Technologists like Tanish Shewani— who calls himself a “future synthesist” because he prioritises each decision by thinking long-term, meaning how a product will impact the future—warn against injudicious use of natural resources. Then there is this question of bang for the buck.
Zoho’s Vembu, in a recent interview, said that AI is entering bubble territory. “For all the investments already made, we must be seeing dramatic gains in at least knowledge work. We are seeing some, but that’s not enough to [be] commensurate with the amount of investment going in,” he said. Again, a country like India faces challenges in training language models because of linguistic diversity—primarily because a massive amount of high-quality web data is available in English, while Indian languages collectively make up less than 1 per cent of online content.
It is estimated that AI could add $1.7 trillion to India’s economy by 2035. A KPMG report released this year notes that 57 per cent of Indian CEOs plan to allocate 10-20 per cent of their budgets to AI over the next year, signalling growing excitement around the technology. Yet myriad problems continue to surface even as Indian policymakers make ambitious statements about next-generation data centres powered by renewable energy and other futuristic goals. Among these challenges are the caste, religious, and racial biases embedded in large language models (LLMs), which often reinforce stereotypes specific to India. Recently, despite the euphoria among some analysts about the Indian AI story, investment research firm Bernstein warned in late September that a repeat of the internet-era competition cannot be ruled out: “US players, with deep pockets and stronger infrastructure, are poised to win all over again—by using low prices to bury any home-grown alternative, just like last time.” In fact, the disruption caused by China's DeepSeek LLM had significantly inspired India’s AI efforts.

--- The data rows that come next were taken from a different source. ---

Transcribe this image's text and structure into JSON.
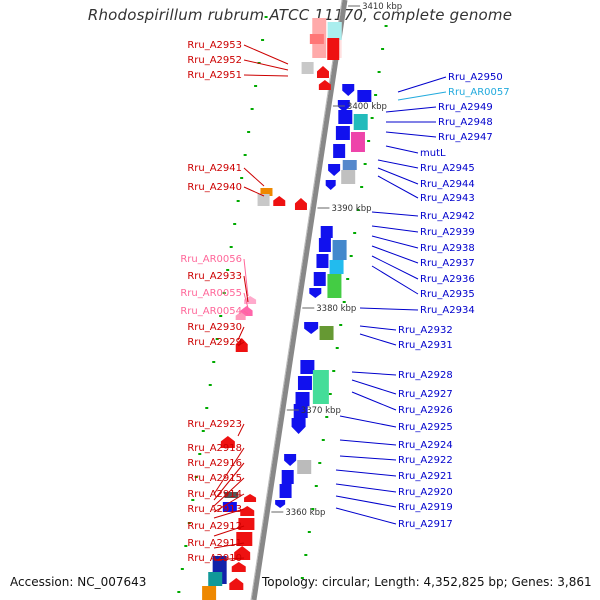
{
  "title": "Rhodospirillum rubrum ATCC 11170, complete genome",
  "footer": {
    "accession": "Accession: NC_007643",
    "info": "Topology: circular; Length: 4,352,825 bp; Genes: 3,861"
  },
  "colors": {
    "left_label": "#cc0000",
    "left_rna_label": "#ff6699",
    "right_label": "#0000cc",
    "right_rna_label": "#22aadd",
    "forward_gene": "#ee1111",
    "reverse_gene": "#1111ee",
    "backbone": "#888888",
    "tick": "#00aa00"
  },
  "scale_labels": [
    "3410 kbp",
    "3400 kbp",
    "3390 kbp",
    "3380 kbp",
    "3370 kbp",
    "3360 kbp"
  ],
  "left_labels": [
    {
      "text": "Rru_A2953",
      "kind": "gene"
    },
    {
      "text": "Rru_A2952",
      "kind": "gene"
    },
    {
      "text": "Rru_A2951",
      "kind": "gene"
    },
    {
      "text": "Rru_A2941",
      "kind": "gene"
    },
    {
      "text": "Rru_A2940",
      "kind": "gene"
    },
    {
      "text": "Rru_AR0056",
      "kind": "rna"
    },
    {
      "text": "Rru_A2933",
      "kind": "gene"
    },
    {
      "text": "Rru_AR0055",
      "kind": "rna"
    },
    {
      "text": "Rru_AR0054",
      "kind": "rna"
    },
    {
      "text": "Rru_A2930",
      "kind": "gene"
    },
    {
      "text": "Rru_A2929",
      "kind": "gene"
    },
    {
      "text": "Rru_A2923",
      "kind": "gene"
    },
    {
      "text": "Rru_A2918",
      "kind": "gene"
    },
    {
      "text": "Rru_A2916",
      "kind": "gene"
    },
    {
      "text": "Rru_A2915",
      "kind": "gene"
    },
    {
      "text": "Rru_A2914",
      "kind": "gene"
    },
    {
      "text": "Rru_A2913",
      "kind": "gene"
    },
    {
      "text": "Rru_A2912",
      "kind": "gene"
    },
    {
      "text": "Rru_A2911",
      "kind": "gene"
    },
    {
      "text": "Rru_A2910",
      "kind": "gene"
    }
  ],
  "right_labels": [
    {
      "text": "Rru_A2950",
      "kind": "gene"
    },
    {
      "text": "Rru_AR0057",
      "kind": "rna"
    },
    {
      "text": "Rru_A2949",
      "kind": "gene"
    },
    {
      "text": "Rru_A2948",
      "kind": "gene"
    },
    {
      "text": "Rru_A2947",
      "kind": "gene"
    },
    {
      "text": "mutL",
      "kind": "gene"
    },
    {
      "text": "Rru_A2945",
      "kind": "gene"
    },
    {
      "text": "Rru_A2944",
      "kind": "gene"
    },
    {
      "text": "Rru_A2943",
      "kind": "gene"
    },
    {
      "text": "Rru_A2942",
      "kind": "gene"
    },
    {
      "text": "Rru_A2939",
      "kind": "gene"
    },
    {
      "text": "Rru_A2938",
      "kind": "gene"
    },
    {
      "text": "Rru_A2937",
      "kind": "gene"
    },
    {
      "text": "Rru_A2936",
      "kind": "gene"
    },
    {
      "text": "Rru_A2935",
      "kind": "gene"
    },
    {
      "text": "Rru_A2934",
      "kind": "gene"
    },
    {
      "text": "Rru_A2932",
      "kind": "gene"
    },
    {
      "text": "Rru_A2931",
      "kind": "gene"
    },
    {
      "text": "Rru_A2928",
      "kind": "gene"
    },
    {
      "text": "Rru_A2927",
      "kind": "gene"
    },
    {
      "text": "Rru_A2926",
      "kind": "gene"
    },
    {
      "text": "Rru_A2925",
      "kind": "gene"
    },
    {
      "text": "Rru_A2924",
      "kind": "gene"
    },
    {
      "text": "Rru_A2922",
      "kind": "gene"
    },
    {
      "text": "Rru_A2921",
      "kind": "gene"
    },
    {
      "text": "Rru_A2920",
      "kind": "gene"
    },
    {
      "text": "Rru_A2919",
      "kind": "gene"
    },
    {
      "text": "Rru_A2917",
      "kind": "gene"
    }
  ]
}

Interestingly, a comparison of the most widely used AI products in India and China shows that while US companies hold a near-monopoly in the Indian market, Chinese firms dominate theirs.
Now, a report by the Germany-based Friedrich Naumann Foundation for Freedom has warned of an emerging AI divide, akin to the digital divide, that could trigger a brain drain from low- and middle-income countries (LMICs). “Without targeted efforts to expand AI-related employment, offer competitive salaries, and nurture local innovation ecosystems, LMICs risk perpetuating the cycle of talent outflow, further widening the global AI divide,” the report states.
It looks like when it comes to quickly catching up with AI development, India will have to rely on its history of jugaad innovation combined with bolder action from key stakeholders.